Who is the best Illinois-bred Thorougbhred of all time?
We are less than two weeks away from the Chicago racing season. Hawthorne begins March 6 and runs through April 25, and Arlington's summer meet begins April 30
Just in time for our favorite sign of spring in Illinois, let's remember some of the greatest Illinois-breds of all time, and then let you decide...
Who is the best?
Buck's Boy was the first Illinois-bred to win a Breeders' Cup race. Though he began his career on the Arlington dirt and was a Grade 3 winner on dirt at Hawthorne, this frontrunning son of Bucksplasher did his best work on the grass.
Buck's Boy rose to the top of the turf division in 1998, when he won six stakes races on grass, including the Turf Classic Invitational (G1) and the Breeders' Cup Turf (G1). He earned the Eclipse Award for champion turf male home to Illinois that year.
Buck's Boy finished his career a winner, in the 2000 Pan American Handicap (G3), his 16th win from 30 starts. He banked an impressive $2.7 million.
Though fans of racing and literature may remember the 1970 Kentucky Derby from Hunter S. Thompson's gonzo masterpiece, The Kentucky Derby Is Decadent and Depraved, racing fans in the Land of Lincoln have another reason.
That year, Dust Commander became the only Illinois-bred to wear the roses.
Even though the son of Bold Commander won the Blue Grass S. earlier that spring, bettors dismissed him at 15-1 in the Derby. Dust Commander defied that number and drew off to win by five lengths, over favored My Dad George.
He retired with eight wins from 42 starts and earnings of $215,012, and went on to sire 1975 Preakness (G1) winner Master Derby.
If durability is part of your definition of a great racehorse, Polar Expedition is your man.
The gelding was a brilliant two-year-old. He thrashed Illinois-breds by 10 1/2 lengths on debut and won both the Arlington-Washington Futurity (G2) and the Breeders' Futurity (G2) in 1993.

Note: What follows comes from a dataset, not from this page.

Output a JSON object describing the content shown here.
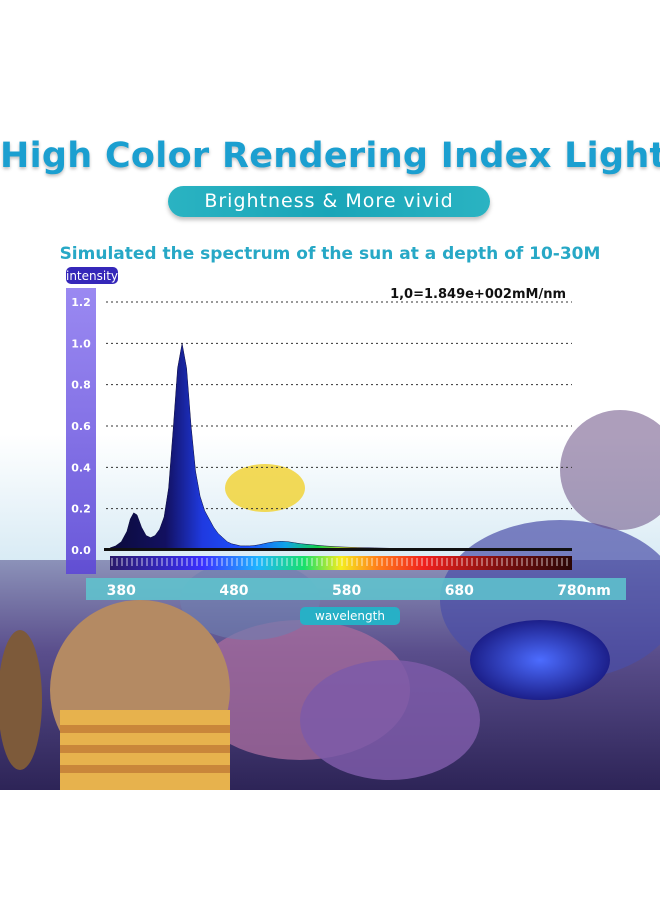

His last graded stakes win came in the National Jockey Club Handicap (G3) in 1998, at the age of seven.
In a 49-race career, he won 20 races and banked nearly $1.5 million. Not bad for a son of the unheralded sire Kodiack, out of a mare who ran off the board in claimers at Ak-Sar-Ben in both her starts.
Work All Week
Outside of Illinois, Work All Week seemed like an overnight sensation in the fall of 2014, when he won the Phoenix (G3) in his first graded try and followed with a 19-1 upset in the Breeders' Cup Sprint (G1).

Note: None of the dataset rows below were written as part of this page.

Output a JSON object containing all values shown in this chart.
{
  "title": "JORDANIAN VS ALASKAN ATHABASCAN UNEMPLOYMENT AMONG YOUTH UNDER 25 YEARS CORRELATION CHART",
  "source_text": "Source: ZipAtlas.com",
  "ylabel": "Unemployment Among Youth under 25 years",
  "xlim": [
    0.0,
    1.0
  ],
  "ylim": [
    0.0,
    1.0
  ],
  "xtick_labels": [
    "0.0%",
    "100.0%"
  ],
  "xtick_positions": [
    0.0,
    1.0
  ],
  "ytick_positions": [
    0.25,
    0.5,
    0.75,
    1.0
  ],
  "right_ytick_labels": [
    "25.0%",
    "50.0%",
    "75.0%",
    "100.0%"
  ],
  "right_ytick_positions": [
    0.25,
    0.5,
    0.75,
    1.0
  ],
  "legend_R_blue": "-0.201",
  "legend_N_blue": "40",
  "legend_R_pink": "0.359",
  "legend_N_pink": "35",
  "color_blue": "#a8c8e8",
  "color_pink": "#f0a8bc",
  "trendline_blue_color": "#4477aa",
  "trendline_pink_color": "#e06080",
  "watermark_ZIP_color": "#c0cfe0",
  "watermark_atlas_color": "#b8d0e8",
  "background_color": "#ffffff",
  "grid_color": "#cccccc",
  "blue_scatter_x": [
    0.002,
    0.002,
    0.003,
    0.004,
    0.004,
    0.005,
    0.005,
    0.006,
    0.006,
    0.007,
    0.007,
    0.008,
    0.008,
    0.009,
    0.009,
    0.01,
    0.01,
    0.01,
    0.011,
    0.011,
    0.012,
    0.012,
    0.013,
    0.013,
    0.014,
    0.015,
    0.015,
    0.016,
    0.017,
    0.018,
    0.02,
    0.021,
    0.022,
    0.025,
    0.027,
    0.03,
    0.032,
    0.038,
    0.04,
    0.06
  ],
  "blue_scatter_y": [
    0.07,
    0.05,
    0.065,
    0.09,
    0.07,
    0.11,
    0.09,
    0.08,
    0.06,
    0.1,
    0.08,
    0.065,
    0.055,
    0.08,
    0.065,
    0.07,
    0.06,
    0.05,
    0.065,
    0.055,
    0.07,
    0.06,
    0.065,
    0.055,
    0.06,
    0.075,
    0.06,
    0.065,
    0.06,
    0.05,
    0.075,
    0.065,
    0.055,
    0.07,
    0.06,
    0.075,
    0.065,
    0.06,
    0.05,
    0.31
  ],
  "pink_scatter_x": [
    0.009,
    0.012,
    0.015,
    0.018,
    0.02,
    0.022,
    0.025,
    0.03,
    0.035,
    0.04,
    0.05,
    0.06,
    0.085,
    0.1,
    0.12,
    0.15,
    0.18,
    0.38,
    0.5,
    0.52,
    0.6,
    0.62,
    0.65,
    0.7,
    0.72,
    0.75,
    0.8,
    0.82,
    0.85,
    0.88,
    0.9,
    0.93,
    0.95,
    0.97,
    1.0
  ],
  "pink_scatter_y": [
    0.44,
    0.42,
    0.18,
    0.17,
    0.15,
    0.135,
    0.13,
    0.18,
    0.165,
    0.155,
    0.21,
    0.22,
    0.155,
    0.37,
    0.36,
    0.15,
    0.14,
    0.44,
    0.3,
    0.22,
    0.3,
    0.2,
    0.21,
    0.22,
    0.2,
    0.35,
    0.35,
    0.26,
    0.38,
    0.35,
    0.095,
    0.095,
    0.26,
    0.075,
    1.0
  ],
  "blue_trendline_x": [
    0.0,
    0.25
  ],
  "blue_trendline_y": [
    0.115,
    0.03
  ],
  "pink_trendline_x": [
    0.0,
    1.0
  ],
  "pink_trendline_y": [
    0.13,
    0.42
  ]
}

However, Chicago fans knew him well by then. True to his name, he took a workmanlike route to the top.
Through 2013, the son of City Zip dominated the allowance and state-bred stakes ranks, he won listed races at Oaklawn and Prairie Meadows in early 2014, and was undefeated in eight starts on dirt going into the 2014 Phoenix.
He won the 2014 Eclipse Award for champion sprinter and retired in 2015, with 13 wins from 19 starts and $1.5 million in purses.
The Pizza Man
How can we make a list of Illinois-bred stars without The Pizza Man?
A fan favorite, thanks to his Chicago-style name and pizza-shaped star, he dominated Illinois-bred turf horses before he advanced to the big time.
In 2014, the son of English Channel held off defending champion Dandino to win the American St. Leger S. The next year, he became the first Illinois-bred to deliver in the Arlington Million (G1), where he held off Big Blue Kitten to win by a neck. In 2016, he added another Grade 1, when he denied Wake Forest and World Approval in the Northern Dancer Turf.
He retired with 17 wins fron 36 starts, and $2.1 million in the bank.
Now you know the candidates.
Who is the best Illinois-bred racehorse?